Es frecuente aducir que la tortura es inaceptable porque representa una violación de los derechos fundamentales que posee todo ser humano por el mero hecho de serlo, con independencia de su bondad o maldad.
Me parece un punto de vista muy respetable. Y justo. Pero no es el que me conmueve más. Y tampoco creo que ponga de relieve las peores consecuencias sociales de la tortura.
Volvamos a Roberto K.
A mí, la existencia de semejante personaje no sólo no me importa en absoluto, sino que me parece socialmente inconveniente. Si le hubiera partido un rayo según se dirigía a poner la bomba, tanto mejor. El daño que pudiera sufrir en el curso de la tortura me es igualmente indiferente. Mi capacidad de piedad es limitada y rara vez llega a escalones tan bajos: se me agota por el camino.
Si me opongo
a que incluso un tipejo así sea torturado no es, en suma, porque eso lesione
sus derechos humanos inalienables –que también–, sino, sobre todo, porque la tortura degrada irreparablemente el
código moral de quien la aplica materialmente, de los responsables que la
autorizan y de la sociedad que la acepta, explícita o implícitamente.
La tortura es un viaje moral sin retorno. No cabe atravesar esa frontera con pretensiones de excepcionalidad.
Aceptar la tortura en el caso extremo de Roberto K. es, de hecho, admitirla siempre. Porque, ¿en función de qué criterio se acepta? En el del bien superior, obviamente. Se trata de hacer un mal menor para obtener un bien superior. Pero ésa no es la excepción, sino la norma principal de la tortura. Quienes torturan casi siempre creen que lo hacen para conseguir algo que es bueno para la colectividad: aclarar un crimen, encontrar un arsenal, desarticular un grupo terrorista... Incluso quienes torturan por placer se autojustifican con esa coartada: ellos hacen el trabajo sucio para que la sociedad pueda estar limpia.
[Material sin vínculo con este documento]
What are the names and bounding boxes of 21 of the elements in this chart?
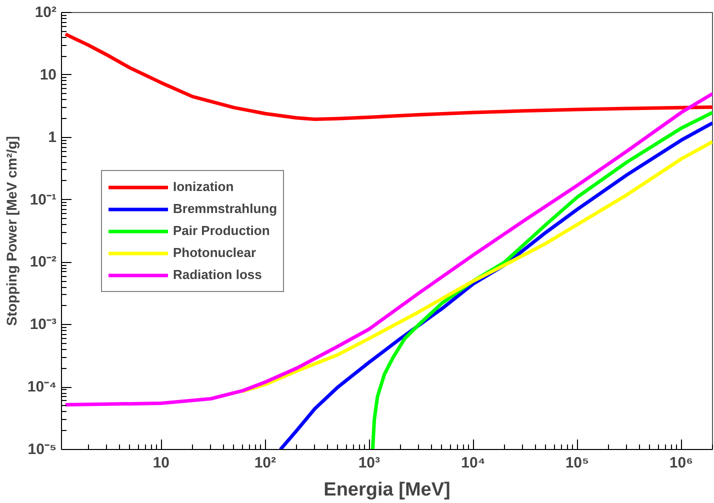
legend-label: Bremmstrahlung	[173, 201, 278, 216]
y-tick-label: 10	[40, 66, 57, 84]
legend-label: Photonuclear	[173, 245, 256, 260]
x-tick-label: 10³	[358, 454, 380, 472]
y-tick-label: 10⁻⁴	[27, 378, 57, 396]
y-tick-label: 10⁻¹	[30, 191, 57, 208]
x-tick-label: 10	[152, 454, 170, 472]
x-tick-label: 10⁵	[565, 454, 590, 472]
y-axis-title: Stopping Power [MeV cm²/g]	[3, 136, 20, 326]
legend-label: Radiation loss	[173, 267, 262, 282]
y-tick-label: 10⁻²	[30, 254, 57, 271]
y-tick-label: 10⁻³	[30, 316, 57, 334]
legend-label: Pair Production	[173, 223, 270, 238]
legend-label: Ionization	[173, 179, 234, 194]
x-tick-label: 10⁴	[461, 454, 486, 472]
x-axis-title: Energia [MeV]	[324, 480, 450, 500]
y-tick-label: 1	[48, 128, 56, 146]
x-tick-label: 10⁶	[669, 454, 693, 472]
x-tick-label: 10²	[254, 454, 276, 472]
y-tick-label: 10²	[34, 4, 57, 21]
y-tick-label: 10⁻⁵	[28, 441, 57, 458]
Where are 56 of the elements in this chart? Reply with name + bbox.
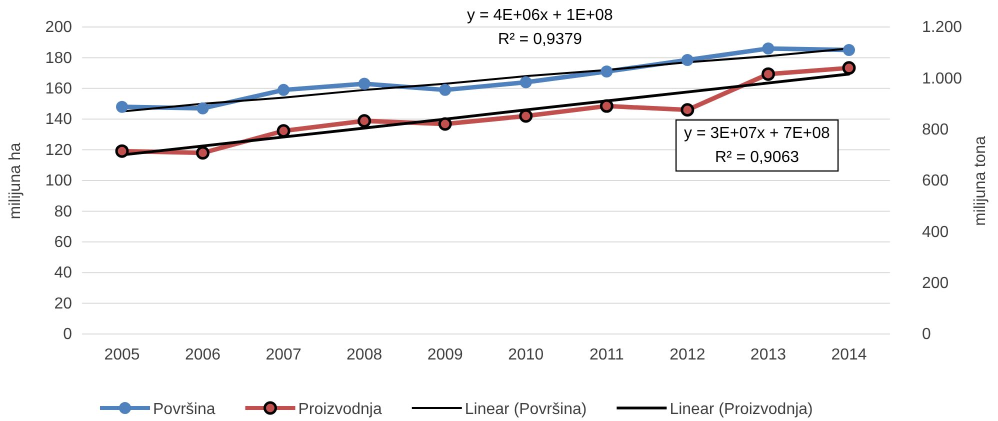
x-tick-label: 2007	[266, 346, 302, 364]
y2-tick-label: 800	[922, 121, 949, 138]
x-tick-label: 2008	[346, 346, 382, 364]
y-tick-label: 20	[54, 295, 72, 312]
y-tick-label: 120	[45, 142, 72, 159]
y-axis-title: milijuna ha	[7, 142, 24, 220]
annotation: y = 4E+06x + 1E+08 R² = 0,9379	[467, 7, 614, 48]
y-tick-label: 0	[63, 326, 72, 344]
point	[600, 66, 613, 78]
legend-label: Linear (Proizvodnja)	[670, 401, 813, 418]
y-tick-label: 140	[45, 111, 72, 128]
point	[600, 99, 614, 113]
x-tick-label: 2013	[750, 346, 786, 364]
y2-tick-label: 400	[922, 224, 949, 241]
y-tick-label: 100	[45, 172, 72, 190]
point	[358, 114, 372, 128]
x-tick-label: 2014	[831, 346, 867, 364]
point	[115, 144, 129, 158]
x-tick-label: 2006	[184, 346, 221, 364]
y2-axis-title: milijuna tona	[972, 136, 989, 226]
legend-label: Površina	[153, 401, 216, 418]
y2-tick-label: 0	[922, 326, 931, 344]
point	[520, 76, 532, 88]
x-tick-label: 2010	[508, 346, 544, 364]
legend-label: Linear (Površina)	[464, 401, 587, 418]
x-tick-label: 2011	[589, 346, 624, 364]
x-tick-label: 2009	[427, 346, 464, 364]
y-tick-label: 200	[45, 19, 72, 36]
point	[519, 109, 533, 123]
point	[196, 146, 210, 160]
point	[680, 103, 694, 117]
point	[843, 44, 855, 56]
point	[358, 78, 370, 90]
x-tick-label: 2012	[670, 346, 706, 364]
point	[116, 100, 128, 113]
point	[196, 102, 209, 114]
point	[681, 54, 694, 66]
point	[762, 42, 774, 54]
y-tick-label: 160	[45, 80, 72, 98]
point	[842, 61, 856, 75]
y2-tick-label: 1.000	[922, 70, 962, 88]
y-tick-label: 40	[54, 264, 72, 282]
y2-tick-label: 600	[922, 172, 949, 190]
point	[276, 124, 290, 138]
y2-tick-label: 1.200	[922, 19, 962, 36]
y-tick-label: 60	[54, 234, 72, 252]
point	[438, 117, 452, 131]
point	[761, 67, 775, 81]
point	[278, 84, 290, 96]
legend-label: Proizvodnja	[298, 401, 382, 418]
y-tick-label: 180	[45, 50, 72, 67]
y2-tick-label: 200	[922, 274, 949, 292]
point	[439, 84, 452, 96]
x-tick-label: 2005	[104, 346, 140, 364]
y-tick-label: 80	[54, 203, 72, 220]
annotation: y = 3E+07x + 7E+08 R² = 0,9063	[684, 125, 830, 166]
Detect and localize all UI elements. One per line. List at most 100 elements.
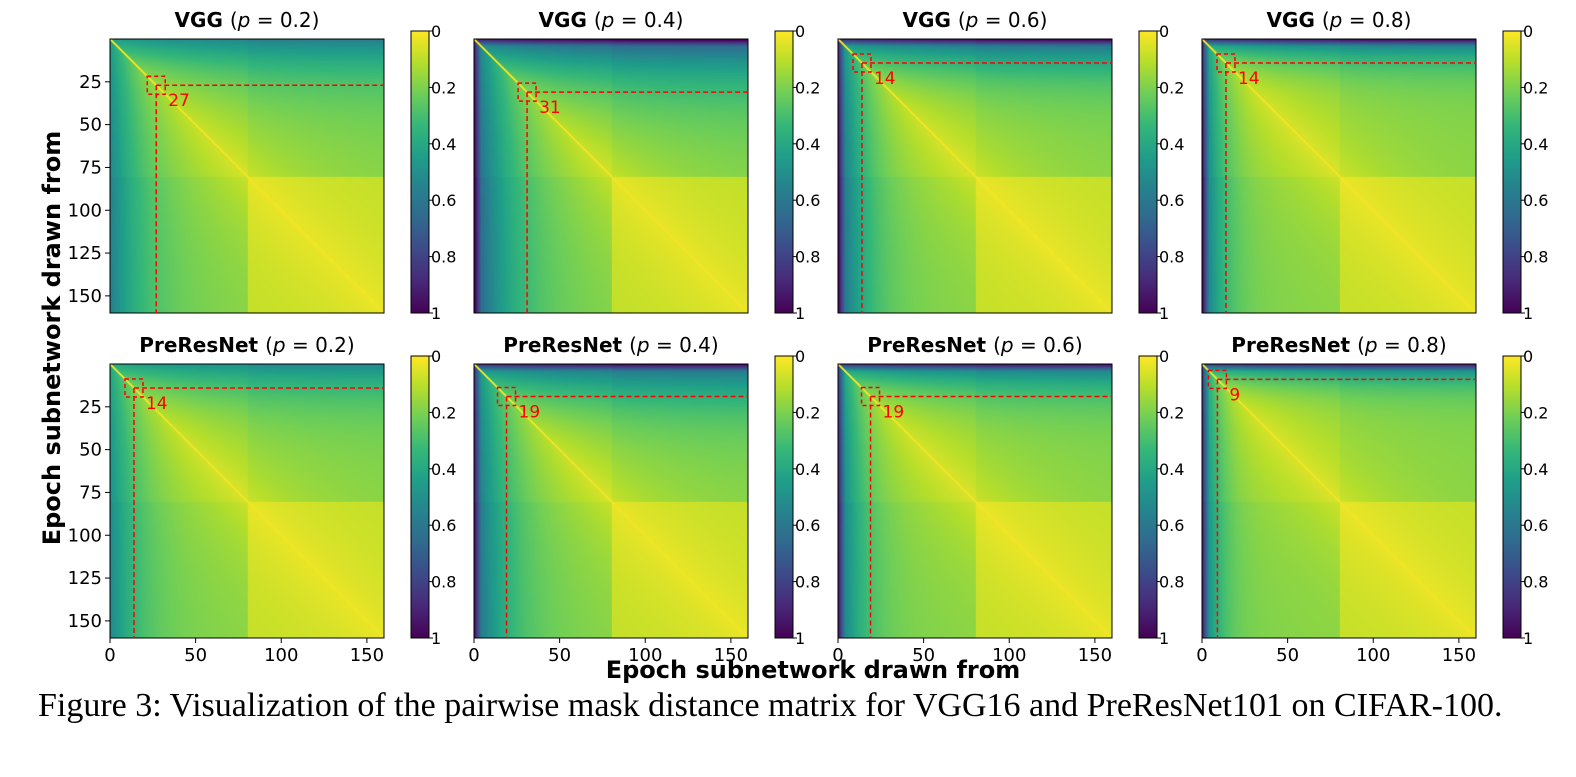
panel-title: PreResNet (p = 0.4) xyxy=(503,333,718,357)
y-tick-label: 125 xyxy=(68,243,102,264)
highlight-label: 14 xyxy=(146,394,168,414)
heatmap-frame xyxy=(473,38,749,314)
panel-title-value: = 0.4) xyxy=(650,333,719,357)
colorbar-tick-label: 0 xyxy=(1159,22,1169,41)
colorbar-tick-label: 0.2 xyxy=(431,403,456,422)
panel-title: VGG (p = 0.8) xyxy=(1267,8,1412,32)
panel-title: VGG (p = 0.4) xyxy=(539,8,684,32)
panel-title-model: PreResNet xyxy=(1231,333,1357,357)
panel-title-open: ( xyxy=(1322,8,1330,32)
colorbar-tick-label: 0.8 xyxy=(431,573,456,592)
colorbar-tick-label: 0 xyxy=(431,22,441,41)
panel-title: PreResNet (p = 0.8) xyxy=(1231,333,1446,357)
colorbar-tick-label: 0.4 xyxy=(431,460,456,479)
colorbar-tick-label: 0.2 xyxy=(795,403,820,422)
colorbar-tick-label: 0 xyxy=(431,347,441,366)
colorbar xyxy=(1502,30,1522,314)
panel-vgg-06: VGG (p = 0.6) 14 0 0.2 0.4 0.6 0.8 1 xyxy=(837,8,1184,323)
x-tick-label: 0 xyxy=(832,645,843,666)
x-tick-label: 150 xyxy=(1078,645,1112,666)
colorbar-tick-label: 0.8 xyxy=(1159,248,1184,267)
y-tick-label: 25 xyxy=(79,72,102,93)
panel-title-value: = 0.6) xyxy=(978,8,1047,32)
y-tick-label: 50 xyxy=(79,440,102,461)
heatmap-image xyxy=(110,39,384,313)
y-tick-label: 100 xyxy=(68,525,102,546)
colorbar xyxy=(774,30,794,314)
colorbar-tick-label: 1 xyxy=(431,304,441,323)
y-tick-label: 50 xyxy=(79,115,102,136)
x-tick-label: 100 xyxy=(264,645,298,666)
y-tick-label: 150 xyxy=(68,611,102,632)
colorbar-tick-label: 0.4 xyxy=(795,135,820,154)
colorbar-tick-label: 1 xyxy=(1159,304,1169,323)
panel-title-param: p xyxy=(965,8,979,32)
colorbar-tick-label: 0 xyxy=(1523,347,1533,366)
x-tick-label: 0 xyxy=(1196,645,1207,666)
panel-title-value: = 0.4) xyxy=(614,8,683,32)
colorbar xyxy=(1138,30,1158,314)
heatmap-image xyxy=(838,364,1112,638)
heatmap-frame xyxy=(109,363,385,639)
panel-vgg-04: VGG (p = 0.4) 31 0 0.2 0.4 0.6 0.8 1 xyxy=(473,8,820,323)
panel-title-model: VGG xyxy=(1267,8,1322,32)
panel-title-param: p xyxy=(237,8,251,32)
colorbar-tick-label: 0.4 xyxy=(1523,135,1548,154)
heatmap-frame xyxy=(837,38,1113,314)
heatmap-image xyxy=(838,39,1112,313)
colorbar-tick-label: 0.4 xyxy=(1523,460,1548,479)
colorbar-tick-label: 0.2 xyxy=(1523,403,1548,422)
colorbar-tick-label: 0.6 xyxy=(1159,516,1184,535)
colorbar xyxy=(1502,355,1522,639)
panel-title-open: ( xyxy=(265,333,273,357)
colorbar-tick-label: 0.6 xyxy=(1159,191,1184,210)
colorbar-tick-label: 1 xyxy=(431,629,441,648)
x-tick-label: 50 xyxy=(912,645,935,666)
panel-title: VGG (p = 0.2) xyxy=(175,8,320,32)
heatmap-frame xyxy=(837,363,1113,639)
x-tick-label: 0 xyxy=(104,645,115,666)
x-tick-label: 150 xyxy=(714,645,748,666)
x-tick-label: 50 xyxy=(1276,645,1299,666)
panel-title-open: ( xyxy=(230,8,238,32)
highlight-label: 14 xyxy=(1238,69,1260,89)
panel-title-open: ( xyxy=(958,8,966,32)
colorbar-tick-label: 0 xyxy=(795,347,805,366)
panel-title-param: p xyxy=(272,333,286,357)
panel-title-param: p xyxy=(601,8,615,32)
panel-title: VGG (p = 0.6) xyxy=(903,8,1048,32)
y-tick-label: 125 xyxy=(68,568,102,589)
panel-title-param: p xyxy=(1000,333,1014,357)
panel-title-param: p xyxy=(1364,333,1378,357)
highlight-label: 14 xyxy=(874,69,896,89)
colorbar-tick-label: 0.8 xyxy=(1523,573,1548,592)
y-tick-label: 100 xyxy=(68,200,102,221)
panel-title-value: = 0.2) xyxy=(250,8,319,32)
x-tick-label: 150 xyxy=(350,645,384,666)
x-tick-label: 50 xyxy=(548,645,571,666)
x-axis-label: Epoch subnetwork drawn from xyxy=(606,656,1021,684)
colorbar-tick-label: 0 xyxy=(795,22,805,41)
x-tick-label: 50 xyxy=(184,645,207,666)
panel-title: PreResNet (p = 0.6) xyxy=(867,333,1082,357)
panel-title-value: = 0.2) xyxy=(286,333,355,357)
colorbar-tick-label: 0.6 xyxy=(795,191,820,210)
colorbar-tick-label: 0.8 xyxy=(1523,248,1548,267)
heatmap-image xyxy=(474,364,748,638)
colorbar xyxy=(774,355,794,639)
panel-title-model: PreResNet xyxy=(139,333,265,357)
colorbar-tick-label: 1 xyxy=(795,629,805,648)
colorbar xyxy=(410,30,430,314)
heatmap-image xyxy=(1202,39,1476,313)
colorbar-tick-label: 0.4 xyxy=(795,460,820,479)
panel-title-param: p xyxy=(1329,8,1343,32)
panel-title-open: ( xyxy=(993,333,1001,357)
colorbar-tick-label: 0.8 xyxy=(795,248,820,267)
colorbar-tick-label: 1 xyxy=(1159,629,1169,648)
colorbar-tick-label: 0.8 xyxy=(1159,573,1184,592)
heatmap-frame xyxy=(109,38,385,314)
x-tick-label: 100 xyxy=(992,645,1026,666)
colorbar-tick-label: 0.2 xyxy=(795,78,820,97)
panel-title-model: VGG xyxy=(175,8,230,32)
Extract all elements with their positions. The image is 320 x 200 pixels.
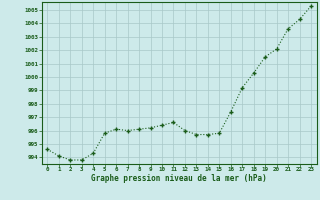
X-axis label: Graphe pression niveau de la mer (hPa): Graphe pression niveau de la mer (hPa) <box>91 174 267 183</box>
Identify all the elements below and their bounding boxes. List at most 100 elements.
De nada vale exagerar las cosas, como yo lo he hecho al presentar el caso de Roberto K., pintando con los peores colores al torturable y enfatizando al máximo los beneficios obtenidos con la tortura. La sociedad que acepta la tortura como excepción deja la determinación de la excepcionalidad en manos de los torturadores y sus jefes. Habrán de ser ellos –¿quién, si no?– los que decidan, según su jerarquía de criterios, que tal o cual caso es lo suficientemente grave como para tirar para adelante apoyándose en ese respaldo social.
Por eso –insisto– avalar la tortura en algún caso equivale a avalarla en cualquiera.
He dicho antes que la mayoría de nuestros conciudadanos aceptarían que se recurriera a la tortura en el caso de Roberto K. Pero pocos de ellos admitirían –pocos se admitirían a sí mismos, incluso– que consienten la tortura en general.
Es ahí donde entra en juego la doble moral, cuyo instrumento principal es la ignorancia. ¿Qué mejor, para sentirse inocente, que no conocer los datos que evidencian la propia culpabilidad? Desconocer no sólo es conveniente, sino incluso imprescindible.
Esa sed compulsiva de ignorancia la hemos podido notar, recientemente y en masa, con motivo del caso GAL. La buena sociedad española se horrorizó con el descubrimiento de los cadáveres de Lasa y Zabala, enterrados en cal viva, y con el conocimiento de los detalles del secuestro de Segundo Marey. Pero ¿cuál fue su reacción? Pasado el primer momento de estupor, los más se pusieron a reprochar a las autoridades haber hecho las cosas «tan mal». Lo hemos oído decir muchas veces: «Lo de los GAL fue una chapuza». Es evidente que lo que más molestaba no era que los hechos se hubieran producido, sino que hubieran trascendido. Los hubo, y no pocos, que lo evidenciaron con total descaro, distribuyendo sus reproches entre los culpables de los crímenes y los que ayudamos a que se conocieran. Sólo una exigua minoría llamó a las cosas por su nombre y calificó de asesinos a los autores de los hechos, reclamando que fueran tratados como tales.
La tortura pone en marcha una reacción en cadena. Y el último de sus efectos –el más terrible de ellos– es el envilecimiento de la sociedad que la tolera en silencio. La nuestra es una sociedad éticamente envilecida, en la que las personas con principios resultan tan incómodas y desazonantes como los asuntos que se empeñan en airear.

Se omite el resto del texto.